I do think the AI financial bubble will ultimately burst but it's an increasingly hard one to have great faith in as a motive force for change around the technologies involved. Seems like so many of our governments have so completely committed themselves to the ethical abyss of miraculous AI growth that even when it proves to be a false hope they'll be completely unable to reflect on what they either ignored, allowed or encouraged as part of it. Deepfakes, faux-social LLMs, abandonment of education, erosion of privacy, consent, labour rights etc. It'll be a world of Tony Blairs in the aftermath, leaders reviled for their bad choices but so fortified in the reactive defences to their failure that they'll do nothing, change nothing and reflect on nothing.
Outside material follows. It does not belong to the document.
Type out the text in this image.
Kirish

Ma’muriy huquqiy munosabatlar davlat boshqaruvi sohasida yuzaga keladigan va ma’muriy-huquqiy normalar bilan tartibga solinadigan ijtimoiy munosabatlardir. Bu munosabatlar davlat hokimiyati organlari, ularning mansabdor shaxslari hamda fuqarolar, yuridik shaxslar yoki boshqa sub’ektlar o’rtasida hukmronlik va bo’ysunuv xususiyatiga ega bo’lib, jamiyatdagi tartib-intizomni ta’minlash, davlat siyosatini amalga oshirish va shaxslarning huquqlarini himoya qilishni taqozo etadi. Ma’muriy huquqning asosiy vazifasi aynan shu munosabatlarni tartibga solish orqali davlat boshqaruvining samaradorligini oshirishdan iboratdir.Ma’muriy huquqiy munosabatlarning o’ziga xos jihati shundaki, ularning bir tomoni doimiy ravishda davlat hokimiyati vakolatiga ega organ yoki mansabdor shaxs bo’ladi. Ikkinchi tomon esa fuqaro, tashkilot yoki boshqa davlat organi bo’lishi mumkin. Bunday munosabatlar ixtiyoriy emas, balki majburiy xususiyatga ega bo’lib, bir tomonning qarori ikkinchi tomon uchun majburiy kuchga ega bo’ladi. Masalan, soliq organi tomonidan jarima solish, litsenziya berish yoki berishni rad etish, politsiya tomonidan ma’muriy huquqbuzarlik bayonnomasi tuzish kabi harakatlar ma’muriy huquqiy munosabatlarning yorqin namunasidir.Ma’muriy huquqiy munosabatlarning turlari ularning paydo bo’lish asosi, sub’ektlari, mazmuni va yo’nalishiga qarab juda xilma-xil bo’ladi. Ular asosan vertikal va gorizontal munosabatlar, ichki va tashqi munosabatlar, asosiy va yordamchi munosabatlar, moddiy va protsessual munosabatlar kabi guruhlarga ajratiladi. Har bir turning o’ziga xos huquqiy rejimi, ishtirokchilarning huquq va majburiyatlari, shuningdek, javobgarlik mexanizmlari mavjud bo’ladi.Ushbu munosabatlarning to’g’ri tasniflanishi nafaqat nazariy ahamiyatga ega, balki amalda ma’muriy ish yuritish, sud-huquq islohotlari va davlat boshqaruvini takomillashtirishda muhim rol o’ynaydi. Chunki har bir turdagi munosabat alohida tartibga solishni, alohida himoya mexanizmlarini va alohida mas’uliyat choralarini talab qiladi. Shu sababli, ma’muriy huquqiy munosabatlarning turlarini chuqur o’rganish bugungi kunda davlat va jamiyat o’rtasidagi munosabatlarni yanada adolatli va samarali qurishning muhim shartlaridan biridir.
What reaction to that might work? Not sure. Certainly though a ground up and unyielding assertion of the harms done and the choices made around them would be something. Start with the training data, the indifference to consent, legality, ownership etc. Don't let the narrative, however companies like OpenAI end up, drift into one of accidental and unforeseen errors - neither the platforms nor the nonsense economics surrounding them exist by mistake. They and all their harms are the product of active choices desperately reinforced by financial and political pressures. Every case of AI Psychosis, deepfake porn, scams, political harms, addictive behaviours, lay-offs - these weren't incidental and unfortunate missteps on the path of something better, they were the acceptable intents of an industry propped up by its own cruelty and governments paralysed by awe at wealth and cowardice in the face of money.